A Most Violent Year, quand le rêve américain regarde la vérité en face.
A Most Violent Year est le troisième film d’un réalisateur qui, tout doucement, est en train de devenir une valeur sûre du cinéma américain actuel : JC Chandor. En l’espace de deux films, Margin Call et All Is Lost, ce metteur en scène, qui a bouffé du lion, a réussi à se faire un nom malgré une carrière ayant commencé dans la douleur. Au point que son A Most Violent Year, malgré sa date de sortie handicapante (sortir un tel film le 31 Décembre 2014…), était attendu au tournant. Doté d’un budget conséquent de dix-neuf millions de dollars, soit le plus important de sa carrière encore balbutiante, le réalisateur a vu son œuvre être plébiscitée à Cannes, et remporte même le prix National Board of Review du meilleur film. A Most Violent Year s’annonçait donc sous les meilleurs auspices.
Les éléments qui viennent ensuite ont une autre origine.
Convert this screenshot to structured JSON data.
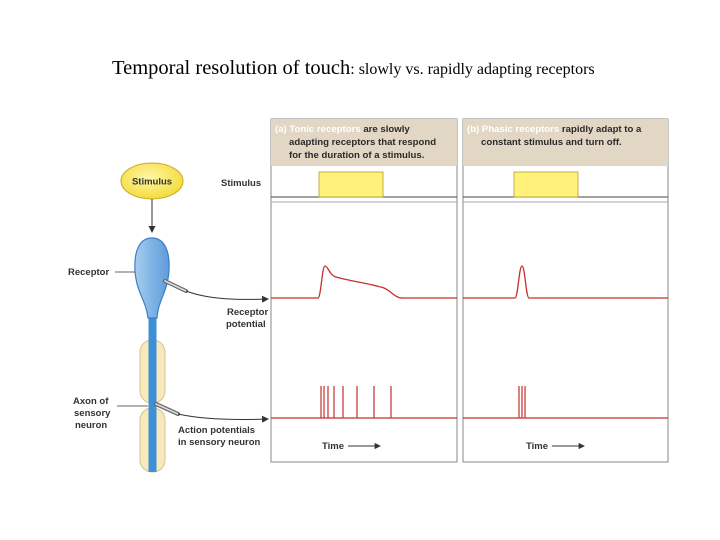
{
  "title": {
    "main": "Temporal resolution of touch",
    "sub": ": slowly vs. rapidly adapting receptors"
  },
  "figure": {
    "stimulus_bubble": "Stimulus",
    "labels": {
      "receptor": "Receptor",
      "axon": [
        "Axon of",
        "sensory",
        "neuron"
      ],
      "stimulus_row": "Stimulus",
      "receptor_potential": [
        "Receptor",
        "potential"
      ],
      "action_potentials": [
        "Action potentials",
        "in sensory neuron"
      ],
      "time": "Time"
    },
    "panel_a": {
      "key": "(a) Tonic receptors",
      "line1_rest": " are slowly",
      "line2": "adapting receptors that respond",
      "line3": "for the duration of a stimulus."
    },
    "panel_b": {
      "key": "(b) Phasic receptors",
      "line1_rest": " rapidly adapt to a",
      "line2": "constant stimulus and turn off."
    },
    "colors": {
      "header_bg": "#e2d6c4",
      "stimulus_fill": "#fff27a",
      "trace": "#c4302b",
      "neuron_blue": "#3d8fd6",
      "myelin": "#f6e9bd"
    }
  }
}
A Most Violent Year prend place à New York, pendant l’hiver d’une année 1981 qui fut la plus meurtrière pour Big Apple. Abel Morales (Oscar Isaac, vu dans Inside Llewyn Davis) est un immigré hispanique, et son entreprise, dans le domaine du pétrole, est en passe de devenir l’une des plus importantes du pays. Alors qu’une guerre froide semble se déclarer dans ce business florissant, il achète le terrain le plus intéressant de la ville, tourné à la fois vers l’océan et les terres. Pour ce faire, l’homme d’affaires verse aux propriétaires un acompte de sa poche, et doit verser plus d’un million de dollars d’ici un mois, sans quoi l’affaire capotera et l’argent précédemment confié restera dans les poches du vendeur. Alors que tout semble bien verrouillé, les banques prêtes à soutenir le projet, rien ne se passe comme prévu. Abel fait alors face à la corruption, la violence d’un environnement délétère.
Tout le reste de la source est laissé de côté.